The power of video to raise awareness - for good and ill - should come as no surprise to anyone who followed the aftermath of the Rodney King beating, he said. And what about the demise of former Virginia Senator George Allen, who had used the word "Macaca" in anger "while a camera was pointed at him," Greene said. Although the plaudits that came during the Emmy proceedings of Nov. 9, the aftermath is nothing compared to that of the more-widely viewed prime-time Emmys. Certainly, Greene did not come away from the event with much in the way of "swag," what the Glitterati call the ostentatious gifts they often receive after awards ceremonies. "There was no swag," Greene said. "I got a plaque and a statue, and that was it."

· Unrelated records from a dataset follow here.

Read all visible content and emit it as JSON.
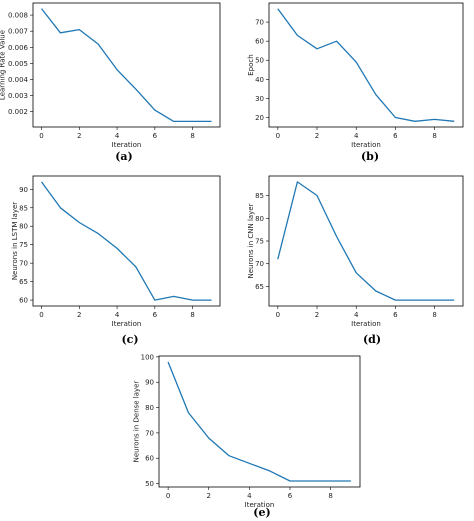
{
  "colors": {
    "line": "#1f77b4",
    "axis": "#000000",
    "background": "#ffffff"
  },
  "chart_data": [
    {
      "type": "line",
      "caption": "(a)",
      "xlabel": "Iteration",
      "ylabel": "Learning Rate Value",
      "x": [
        0,
        1,
        2,
        3,
        4,
        5,
        6,
        7,
        8,
        9
      ],
      "values": [
        0.0084,
        0.0069,
        0.0071,
        0.0062,
        0.0046,
        0.0034,
        0.0021,
        0.0014,
        0.0014,
        0.0014
      ],
      "xlim": [
        -0.45,
        9.45
      ],
      "ylim": [
        0.00105,
        0.00875
      ],
      "xticks": [
        0,
        2,
        4,
        6,
        8
      ],
      "xtick_labels": [
        "0",
        "2",
        "4",
        "6",
        "8"
      ],
      "yticks": [
        0.002,
        0.003,
        0.004,
        0.005,
        0.006,
        0.007,
        0.008
      ],
      "ytick_labels": [
        "0.002",
        "0.003",
        "0.004",
        "0.005",
        "0.006",
        "0.007",
        "0.008"
      ]
    },
    {
      "type": "line",
      "caption": "(b)",
      "xlabel": "Iteration",
      "ylabel": "Epoch",
      "x": [
        0,
        1,
        2,
        3,
        4,
        5,
        6,
        7,
        8,
        9
      ],
      "values": [
        77,
        63,
        56,
        60,
        49,
        32,
        20,
        18,
        19,
        18
      ],
      "xlim": [
        -0.45,
        9.45
      ],
      "ylim": [
        15,
        80
      ],
      "xticks": [
        0,
        2,
        4,
        6,
        8
      ],
      "xtick_labels": [
        "0",
        "2",
        "4",
        "6",
        "8"
      ],
      "yticks": [
        20,
        30,
        40,
        50,
        60,
        70
      ],
      "ytick_labels": [
        "20",
        "30",
        "40",
        "50",
        "60",
        "70"
      ]
    },
    {
      "type": "line",
      "caption": "(c)",
      "xlabel": "Iteration",
      "ylabel": "Neurons in LSTM layer",
      "x": [
        0,
        1,
        2,
        3,
        4,
        5,
        6,
        7,
        8,
        9
      ],
      "values": [
        92,
        85,
        81,
        78,
        74,
        69,
        60,
        61,
        60,
        60
      ],
      "xlim": [
        -0.45,
        9.45
      ],
      "ylim": [
        58.4,
        93.6
      ],
      "xticks": [
        0,
        2,
        4,
        6,
        8
      ],
      "xtick_labels": [
        "0",
        "2",
        "4",
        "6",
        "8"
      ],
      "yticks": [
        60,
        65,
        70,
        75,
        80,
        85,
        90
      ],
      "ytick_labels": [
        "60",
        "65",
        "70",
        "75",
        "80",
        "85",
        "90"
      ]
    },
    {
      "type": "line",
      "caption": "(d)",
      "xlabel": "Iteration",
      "ylabel": "Neurons in CNN layer",
      "x": [
        0,
        1,
        2,
        3,
        4,
        5,
        6,
        7,
        8,
        9
      ],
      "values": [
        71,
        88,
        85,
        76,
        68,
        64,
        62,
        62,
        62,
        62
      ],
      "xlim": [
        -0.45,
        9.45
      ],
      "ylim": [
        60.7,
        89.3
      ],
      "xticks": [
        0,
        2,
        4,
        6,
        8
      ],
      "xtick_labels": [
        "0",
        "2",
        "4",
        "6",
        "8"
      ],
      "yticks": [
        65,
        70,
        75,
        80,
        85
      ],
      "ytick_labels": [
        "65",
        "70",
        "75",
        "80",
        "85"
      ]
    },
    {
      "type": "line",
      "caption": "(e)",
      "xlabel": "Iteration",
      "ylabel": "Neurons in Dense layer",
      "x": [
        0,
        1,
        2,
        3,
        4,
        5,
        6,
        7,
        8,
        9
      ],
      "values": [
        98,
        78,
        68,
        61,
        58,
        55,
        51,
        51,
        51,
        51
      ],
      "xlim": [
        -0.45,
        9.45
      ],
      "ylim": [
        48.65,
        100.35
      ],
      "xticks": [
        0,
        2,
        4,
        6,
        8
      ],
      "xtick_labels": [
        "0",
        "2",
        "4",
        "6",
        "8"
      ],
      "yticks": [
        50,
        60,
        70,
        80,
        90,
        100
      ],
      "ytick_labels": [
        "50",
        "60",
        "70",
        "80",
        "90",
        "100"
      ]
    }
  ]
}
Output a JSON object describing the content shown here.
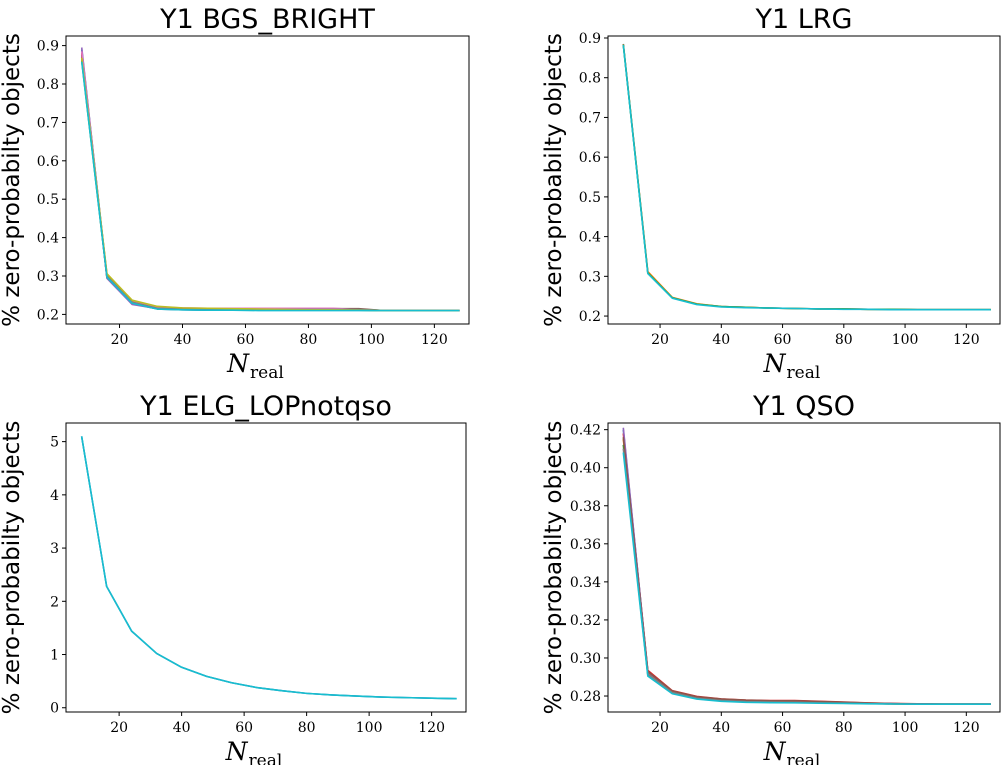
{
  "chart_data": [
    {
      "type": "line",
      "title": "Y1 BGS_BRIGHT",
      "xlabel": "N",
      "xlabel_sub": "real",
      "ylabel": "% zero-probabilty objects",
      "xlim": [
        3,
        131
      ],
      "ylim": [
        0.175,
        0.925
      ],
      "xticks": [
        20,
        40,
        60,
        80,
        100,
        120
      ],
      "yticks": [
        0.2,
        0.3,
        0.4,
        0.5,
        0.6,
        0.7,
        0.8,
        0.9
      ],
      "ytick_decimals": 1,
      "series": [
        {
          "color": "#1f77b4",
          "x": [
            8,
            16,
            24,
            32,
            40,
            48,
            56,
            64,
            72,
            80,
            88,
            96,
            104,
            112,
            120,
            128
          ],
          "values": [
            0.89,
            0.3,
            0.228,
            0.214,
            0.212,
            0.211,
            0.211,
            0.211,
            0.211,
            0.211,
            0.211,
            0.211,
            0.21,
            0.21,
            0.21,
            0.21
          ]
        },
        {
          "color": "#ff7f0e",
          "x": [
            8,
            16,
            24,
            32,
            40,
            48,
            56,
            64,
            72,
            80,
            88,
            96,
            104,
            112,
            120,
            128
          ],
          "values": [
            0.87,
            0.305,
            0.235,
            0.22,
            0.216,
            0.215,
            0.214,
            0.214,
            0.213,
            0.213,
            0.212,
            0.212,
            0.21,
            0.21,
            0.21,
            0.21
          ]
        },
        {
          "color": "#2ca02c",
          "x": [
            8,
            16,
            24,
            32,
            40,
            48,
            56,
            64,
            72,
            80,
            88,
            96,
            104,
            112,
            120,
            128
          ],
          "values": [
            0.86,
            0.298,
            0.23,
            0.216,
            0.214,
            0.213,
            0.212,
            0.212,
            0.212,
            0.211,
            0.211,
            0.211,
            0.21,
            0.21,
            0.21,
            0.21
          ]
        },
        {
          "color": "#d62728",
          "x": [
            8,
            16,
            24,
            32,
            40,
            48,
            56,
            64,
            72,
            80,
            88,
            96,
            104,
            112,
            120,
            128
          ],
          "values": [
            0.88,
            0.296,
            0.229,
            0.217,
            0.215,
            0.215,
            0.214,
            0.214,
            0.214,
            0.214,
            0.214,
            0.213,
            0.21,
            0.21,
            0.21,
            0.21
          ]
        },
        {
          "color": "#9467bd",
          "x": [
            8,
            16,
            24,
            32,
            40,
            48,
            56,
            64,
            72,
            80,
            88,
            96,
            104,
            112,
            120,
            128
          ],
          "values": [
            0.895,
            0.294,
            0.226,
            0.215,
            0.213,
            0.212,
            0.212,
            0.212,
            0.212,
            0.212,
            0.212,
            0.212,
            0.21,
            0.21,
            0.21,
            0.21
          ]
        },
        {
          "color": "#8c564b",
          "x": [
            8,
            16,
            24,
            32,
            40,
            48,
            56,
            64,
            72,
            80,
            88,
            96,
            104,
            112,
            120,
            128
          ],
          "values": [
            0.875,
            0.297,
            0.231,
            0.218,
            0.216,
            0.215,
            0.215,
            0.215,
            0.215,
            0.215,
            0.215,
            0.215,
            0.21,
            0.21,
            0.21,
            0.21
          ]
        },
        {
          "color": "#e377c2",
          "x": [
            8,
            16,
            24,
            32,
            40,
            48,
            56,
            64,
            72,
            80,
            88,
            96,
            104,
            112,
            120,
            128
          ],
          "values": [
            0.885,
            0.299,
            0.233,
            0.219,
            0.217,
            0.216,
            0.216,
            0.216,
            0.216,
            0.216,
            0.216,
            0.212,
            0.21,
            0.21,
            0.21,
            0.21
          ]
        },
        {
          "color": "#7f7f7f",
          "x": [
            8,
            16,
            24,
            32,
            40,
            48,
            56,
            64,
            72,
            80,
            88,
            96,
            104,
            112,
            120,
            128
          ],
          "values": [
            0.865,
            0.301,
            0.232,
            0.216,
            0.214,
            0.213,
            0.213,
            0.213,
            0.213,
            0.213,
            0.213,
            0.213,
            0.21,
            0.21,
            0.21,
            0.21
          ]
        },
        {
          "color": "#bcbd22",
          "x": [
            8,
            16,
            24,
            32,
            40,
            48,
            56,
            64,
            72,
            80,
            88,
            96,
            104,
            112,
            120,
            128
          ],
          "values": [
            0.868,
            0.306,
            0.237,
            0.221,
            0.217,
            0.216,
            0.215,
            0.214,
            0.213,
            0.212,
            0.212,
            0.211,
            0.21,
            0.21,
            0.21,
            0.21
          ]
        },
        {
          "color": "#17becf",
          "x": [
            8,
            16,
            24,
            32,
            40,
            48,
            56,
            64,
            72,
            80,
            88,
            96,
            104,
            112,
            120,
            128
          ],
          "values": [
            0.858,
            0.297,
            0.229,
            0.214,
            0.212,
            0.211,
            0.211,
            0.21,
            0.21,
            0.21,
            0.21,
            0.21,
            0.21,
            0.21,
            0.21,
            0.21
          ]
        }
      ]
    },
    {
      "type": "line",
      "title": "Y1 LRG",
      "xlabel": "N",
      "xlabel_sub": "real",
      "ylabel": "% zero-probabilty objects",
      "xlim": [
        3,
        131
      ],
      "ylim": [
        0.18,
        0.905
      ],
      "xticks": [
        20,
        40,
        60,
        80,
        100,
        120
      ],
      "yticks": [
        0.2,
        0.3,
        0.4,
        0.5,
        0.6,
        0.7,
        0.8,
        0.9
      ],
      "ytick_decimals": 1,
      "series": [
        {
          "color": "#1f77b4",
          "x": [
            8,
            16,
            24,
            32,
            40,
            48,
            56,
            64,
            72,
            80,
            88,
            96,
            104,
            112,
            120,
            128
          ],
          "values": [
            0.885,
            0.31,
            0.246,
            0.23,
            0.224,
            0.222,
            0.22,
            0.219,
            0.218,
            0.218,
            0.217,
            0.217,
            0.216,
            0.216,
            0.216,
            0.216
          ]
        },
        {
          "color": "#ff7f0e",
          "x": [
            8,
            16,
            24,
            32,
            40,
            48,
            56,
            64,
            72,
            80,
            88,
            96,
            104,
            112,
            120,
            128
          ],
          "values": [
            0.884,
            0.312,
            0.247,
            0.231,
            0.224,
            0.222,
            0.22,
            0.219,
            0.218,
            0.218,
            0.217,
            0.217,
            0.216,
            0.216,
            0.216,
            0.216
          ]
        },
        {
          "color": "#2ca02c",
          "x": [
            8,
            16,
            24,
            32,
            40,
            48,
            56,
            64,
            72,
            80,
            88,
            96,
            104,
            112,
            120,
            128
          ],
          "values": [
            0.883,
            0.309,
            0.246,
            0.23,
            0.224,
            0.222,
            0.22,
            0.219,
            0.218,
            0.218,
            0.217,
            0.217,
            0.216,
            0.216,
            0.216,
            0.216
          ]
        },
        {
          "color": "#17becf",
          "x": [
            8,
            16,
            24,
            32,
            40,
            48,
            56,
            64,
            72,
            80,
            88,
            96,
            104,
            112,
            120,
            128
          ],
          "values": [
            0.882,
            0.307,
            0.245,
            0.229,
            0.223,
            0.221,
            0.22,
            0.219,
            0.218,
            0.217,
            0.217,
            0.216,
            0.216,
            0.216,
            0.216,
            0.216
          ]
        }
      ]
    },
    {
      "type": "line",
      "title": "Y1 ELG_LOPnotqso",
      "xlabel": "N",
      "xlabel_sub": "real",
      "ylabel": "% zero-probabilty objects",
      "xlim": [
        3,
        131
      ],
      "ylim": [
        -0.08,
        5.35
      ],
      "xticks": [
        20,
        40,
        60,
        80,
        100,
        120
      ],
      "yticks": [
        0,
        1,
        2,
        3,
        4,
        5
      ],
      "ytick_decimals": 0,
      "series": [
        {
          "color": "#1f77b4",
          "x": [
            8,
            16,
            24,
            32,
            40,
            48,
            56,
            64,
            72,
            80,
            88,
            96,
            104,
            112,
            120,
            128
          ],
          "values": [
            5.1,
            2.28,
            1.44,
            1.02,
            0.76,
            0.59,
            0.47,
            0.38,
            0.32,
            0.27,
            0.24,
            0.22,
            0.2,
            0.19,
            0.18,
            0.17
          ]
        },
        {
          "color": "#17becf",
          "x": [
            8,
            16,
            24,
            32,
            40,
            48,
            56,
            64,
            72,
            80,
            88,
            96,
            104,
            112,
            120,
            128
          ],
          "values": [
            5.1,
            2.28,
            1.44,
            1.02,
            0.76,
            0.59,
            0.47,
            0.38,
            0.32,
            0.27,
            0.24,
            0.22,
            0.2,
            0.19,
            0.18,
            0.17
          ]
        }
      ]
    },
    {
      "type": "line",
      "title": "Y1 QSO",
      "xlabel": "N",
      "xlabel_sub": "real",
      "ylabel": "% zero-probabilty objects",
      "xlim": [
        3,
        131
      ],
      "ylim": [
        0.2716,
        0.4235
      ],
      "xticks": [
        20,
        40,
        60,
        80,
        100,
        120
      ],
      "yticks": [
        0.28,
        0.3,
        0.32,
        0.34,
        0.36,
        0.38,
        0.4,
        0.42
      ],
      "ytick_decimals": 2,
      "series": [
        {
          "color": "#1f77b4",
          "x": [
            8,
            16,
            24,
            32,
            40,
            48,
            56,
            64,
            72,
            80,
            88,
            96,
            104,
            112,
            120,
            128
          ],
          "values": [
            0.42,
            0.293,
            0.2825,
            0.2795,
            0.2782,
            0.2775,
            0.2773,
            0.2772,
            0.2768,
            0.2765,
            0.2762,
            0.276,
            0.2758,
            0.2757,
            0.2757,
            0.2757
          ]
        },
        {
          "color": "#ff7f0e",
          "x": [
            8,
            16,
            24,
            32,
            40,
            48,
            56,
            64,
            72,
            80,
            88,
            96,
            104,
            112,
            120,
            128
          ],
          "values": [
            0.415,
            0.292,
            0.2822,
            0.2792,
            0.278,
            0.2774,
            0.2771,
            0.277,
            0.2767,
            0.2764,
            0.2761,
            0.2759,
            0.2758,
            0.2757,
            0.2757,
            0.2757
          ]
        },
        {
          "color": "#2ca02c",
          "x": [
            8,
            16,
            24,
            32,
            40,
            48,
            56,
            64,
            72,
            80,
            88,
            96,
            104,
            112,
            120,
            128
          ],
          "values": [
            0.412,
            0.291,
            0.282,
            0.279,
            0.2779,
            0.2773,
            0.277,
            0.2769,
            0.2766,
            0.2763,
            0.2761,
            0.2759,
            0.2758,
            0.2757,
            0.2757,
            0.2757
          ]
        },
        {
          "color": "#d62728",
          "x": [
            8,
            16,
            24,
            32,
            40,
            48,
            56,
            64,
            72,
            80,
            88,
            96,
            104,
            112,
            120,
            128
          ],
          "values": [
            0.418,
            0.2935,
            0.2828,
            0.2798,
            0.2785,
            0.2779,
            0.2776,
            0.2776,
            0.2772,
            0.2768,
            0.2764,
            0.2761,
            0.2759,
            0.2757,
            0.2757,
            0.2757
          ]
        },
        {
          "color": "#9467bd",
          "x": [
            8,
            16,
            24,
            32,
            40,
            48,
            56,
            64,
            72,
            80,
            88,
            96,
            104,
            112,
            120,
            128
          ],
          "values": [
            0.421,
            0.2925,
            0.2823,
            0.2793,
            0.2781,
            0.2776,
            0.2772,
            0.2771,
            0.2768,
            0.2765,
            0.2762,
            0.276,
            0.2758,
            0.2757,
            0.2757,
            0.2757
          ]
        },
        {
          "color": "#8c564b",
          "x": [
            8,
            16,
            24,
            32,
            40,
            48,
            56,
            64,
            72,
            80,
            88,
            96,
            104,
            112,
            120,
            128
          ],
          "values": [
            0.416,
            0.2928,
            0.2826,
            0.2796,
            0.2784,
            0.2778,
            0.2775,
            0.2775,
            0.2771,
            0.2767,
            0.2763,
            0.276,
            0.2758,
            0.2757,
            0.2757,
            0.2757
          ]
        },
        {
          "color": "#7f7f7f",
          "x": [
            8,
            16,
            24,
            32,
            40,
            48,
            56,
            64,
            72,
            80,
            88,
            96,
            104,
            112,
            120,
            128
          ],
          "values": [
            0.41,
            0.2915,
            0.2818,
            0.2788,
            0.2776,
            0.277,
            0.2768,
            0.2767,
            0.2764,
            0.2762,
            0.276,
            0.2758,
            0.2757,
            0.2757,
            0.2757,
            0.2757
          ]
        },
        {
          "color": "#17becf",
          "x": [
            8,
            16,
            24,
            32,
            40,
            48,
            56,
            64,
            72,
            80,
            88,
            96,
            104,
            112,
            120,
            128
          ],
          "values": [
            0.408,
            0.2905,
            0.2812,
            0.2784,
            0.2772,
            0.2767,
            0.2765,
            0.2764,
            0.2762,
            0.2761,
            0.2759,
            0.2758,
            0.2757,
            0.2757,
            0.2757,
            0.2757
          ]
        }
      ]
    }
  ]
}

And even though there is no current count on how many times the Stinky videos have been viewed, activists are looking for more ways to get more "eyeballs" on Greene's environmental themes. According to Pam Kerwin, the executive director of Climate Cartoons, Greene's videos may get additional play if her organization succeeds in getting the videos picked up by movie theaters, as pre-movie spots, and by airlines as in-flight movie selections. Kerwin acknowledged the anti-pollution message could be a challenge for the air carriers, considering the amount of fuel they go through annually. "We have to be careful," she said. "...It's a tough subject for airlines."